We observe that intellectual property rights have created apparent monopolistic conditions associated with higher prices and unconstrained profits are inconsistent with the utilitarian consequentialism, which favors greater availability through lower prices and expanded volume. This reality is becoming evident in the recent spate of course cases based on Microsoft’s alleged monopolistic practices.

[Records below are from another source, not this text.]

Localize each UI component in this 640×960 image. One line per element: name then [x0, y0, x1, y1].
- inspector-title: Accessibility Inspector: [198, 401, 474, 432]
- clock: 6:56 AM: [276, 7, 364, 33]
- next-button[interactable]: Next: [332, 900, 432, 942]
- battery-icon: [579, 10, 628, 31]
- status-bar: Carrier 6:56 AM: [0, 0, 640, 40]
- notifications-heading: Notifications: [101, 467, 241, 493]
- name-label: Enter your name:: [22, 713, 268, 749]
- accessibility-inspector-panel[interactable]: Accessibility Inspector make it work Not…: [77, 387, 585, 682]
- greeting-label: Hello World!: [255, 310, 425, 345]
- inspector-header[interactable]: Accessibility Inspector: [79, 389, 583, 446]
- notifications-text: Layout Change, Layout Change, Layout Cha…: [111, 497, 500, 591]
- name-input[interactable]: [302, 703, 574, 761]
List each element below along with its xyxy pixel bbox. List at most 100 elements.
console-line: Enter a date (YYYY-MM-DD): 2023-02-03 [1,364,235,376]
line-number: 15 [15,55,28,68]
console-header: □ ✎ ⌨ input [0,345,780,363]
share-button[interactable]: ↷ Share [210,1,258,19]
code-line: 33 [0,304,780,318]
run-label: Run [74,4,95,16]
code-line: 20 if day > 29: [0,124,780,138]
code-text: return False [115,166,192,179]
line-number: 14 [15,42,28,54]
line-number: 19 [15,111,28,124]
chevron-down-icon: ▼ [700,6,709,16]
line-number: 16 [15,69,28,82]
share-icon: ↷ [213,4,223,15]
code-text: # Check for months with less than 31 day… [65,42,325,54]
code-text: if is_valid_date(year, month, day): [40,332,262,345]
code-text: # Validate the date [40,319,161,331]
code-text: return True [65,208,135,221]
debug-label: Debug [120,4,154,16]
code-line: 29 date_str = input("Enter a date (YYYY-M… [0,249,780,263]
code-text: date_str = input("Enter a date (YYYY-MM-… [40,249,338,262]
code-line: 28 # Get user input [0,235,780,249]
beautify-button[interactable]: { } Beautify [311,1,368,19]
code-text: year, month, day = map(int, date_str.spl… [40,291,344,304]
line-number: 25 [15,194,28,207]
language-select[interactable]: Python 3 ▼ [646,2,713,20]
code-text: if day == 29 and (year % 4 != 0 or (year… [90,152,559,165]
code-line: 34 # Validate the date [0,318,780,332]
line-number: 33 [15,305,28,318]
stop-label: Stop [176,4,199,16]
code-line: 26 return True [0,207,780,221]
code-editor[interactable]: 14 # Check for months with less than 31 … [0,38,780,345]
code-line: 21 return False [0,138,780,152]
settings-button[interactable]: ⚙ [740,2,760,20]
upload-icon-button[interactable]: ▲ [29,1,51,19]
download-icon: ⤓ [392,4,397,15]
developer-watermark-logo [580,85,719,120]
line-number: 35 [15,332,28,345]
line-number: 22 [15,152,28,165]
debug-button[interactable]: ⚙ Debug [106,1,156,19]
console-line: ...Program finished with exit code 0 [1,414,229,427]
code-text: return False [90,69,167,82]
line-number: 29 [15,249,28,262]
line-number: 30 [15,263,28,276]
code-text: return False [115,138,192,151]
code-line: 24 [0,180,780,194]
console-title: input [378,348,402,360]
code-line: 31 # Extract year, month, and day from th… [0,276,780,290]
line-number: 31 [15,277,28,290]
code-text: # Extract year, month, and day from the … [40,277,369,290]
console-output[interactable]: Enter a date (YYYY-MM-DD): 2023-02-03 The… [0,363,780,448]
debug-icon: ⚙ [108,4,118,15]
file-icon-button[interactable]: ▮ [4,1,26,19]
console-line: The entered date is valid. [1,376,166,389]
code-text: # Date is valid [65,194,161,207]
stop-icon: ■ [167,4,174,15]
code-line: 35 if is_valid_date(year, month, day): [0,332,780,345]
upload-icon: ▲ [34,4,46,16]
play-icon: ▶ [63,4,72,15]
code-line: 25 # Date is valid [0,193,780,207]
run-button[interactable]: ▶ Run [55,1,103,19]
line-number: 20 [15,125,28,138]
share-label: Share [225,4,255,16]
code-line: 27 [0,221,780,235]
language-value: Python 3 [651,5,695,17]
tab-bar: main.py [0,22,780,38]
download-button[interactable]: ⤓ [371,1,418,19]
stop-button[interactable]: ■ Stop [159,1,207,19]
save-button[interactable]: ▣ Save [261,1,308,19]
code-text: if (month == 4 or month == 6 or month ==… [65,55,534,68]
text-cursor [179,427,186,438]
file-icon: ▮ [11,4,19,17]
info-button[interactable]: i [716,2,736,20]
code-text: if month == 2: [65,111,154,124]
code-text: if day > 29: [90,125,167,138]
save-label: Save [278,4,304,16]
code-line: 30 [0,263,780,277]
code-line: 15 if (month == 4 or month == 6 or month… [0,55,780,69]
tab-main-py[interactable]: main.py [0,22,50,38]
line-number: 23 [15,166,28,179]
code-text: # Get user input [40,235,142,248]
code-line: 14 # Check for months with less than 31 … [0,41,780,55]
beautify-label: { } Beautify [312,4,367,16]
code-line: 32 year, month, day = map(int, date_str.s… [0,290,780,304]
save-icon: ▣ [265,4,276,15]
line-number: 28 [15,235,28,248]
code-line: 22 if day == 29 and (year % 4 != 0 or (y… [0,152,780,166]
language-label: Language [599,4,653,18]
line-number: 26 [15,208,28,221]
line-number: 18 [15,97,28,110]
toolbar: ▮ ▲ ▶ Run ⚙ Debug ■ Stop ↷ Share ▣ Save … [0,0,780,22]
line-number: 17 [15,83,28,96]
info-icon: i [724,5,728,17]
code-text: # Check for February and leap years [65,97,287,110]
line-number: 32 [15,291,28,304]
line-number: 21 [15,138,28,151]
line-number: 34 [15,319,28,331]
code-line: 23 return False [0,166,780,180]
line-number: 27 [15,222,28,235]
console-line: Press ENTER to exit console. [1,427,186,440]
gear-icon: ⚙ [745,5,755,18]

The final issue is whether we can mount a valid utilitarian defense of intellectual property despite problems associated with excessive profit taking. Ian Maitland has defended the use of patents in the prescription drug industry arguing that innovative drugs and the plethora of new drugs would not be available if not for patent protection because industry would not be prepared to finance risky, expensive research and development without the possibility of reaping healthy profits. However, as Maitland states, drug companies spend more on research and development than any other industry.i Research and development in the software industry are less expensive and time consuming etc. The need for massive industrial investment does not necessarily apply for the production of new and innovative software. It is well known that the home computer industry got its start not through massive investment from industry and industrial giants like IBM but through the activities of amateur hobbyists, who met in clubs such as the Homebrew Computer Club in Silicon Valley.ii In point of fact some see copyright and patent law as constraints on the exercise of creative talent, because software engineers are precluded from redeveloping, improving, disseminating, or sharing software that has been copyrighted or patented. In fact, innovative software would probably continue to be produced regardless of the possibility of creating a “wildly profitable” product because software research does not require that that massive sunk costs be covered. And in any case, for many talented individuals, the creation of software is something that it is inherently enjoyable and does not require the same monetary motivation.

REFERENCES

R. M. Stallman, ‘GNU manifesto,’ in M. D. Ermann & M. S. Shauf (eds) Computers, Ethics and Society (Oxford: Oxford University Press, 2003): 153-161.

D. G. Johnson, Computer Ethics 3rd Edition (New Jersey: Prentice Hall, 2001): 143.

R. Nozick, Anarchy, State and Utopia (New York: Basic Books, 1974).

Ibid.

Ibid., 466.

Bob Cringely, The Triumph of the Nerds: Impressing their Friends, Volume 1, Ambrose Videos, 1996, recounts the activities of the Homebrew Computer Club in Silicon Valley, which witnessed the first demonstration of the personal computer.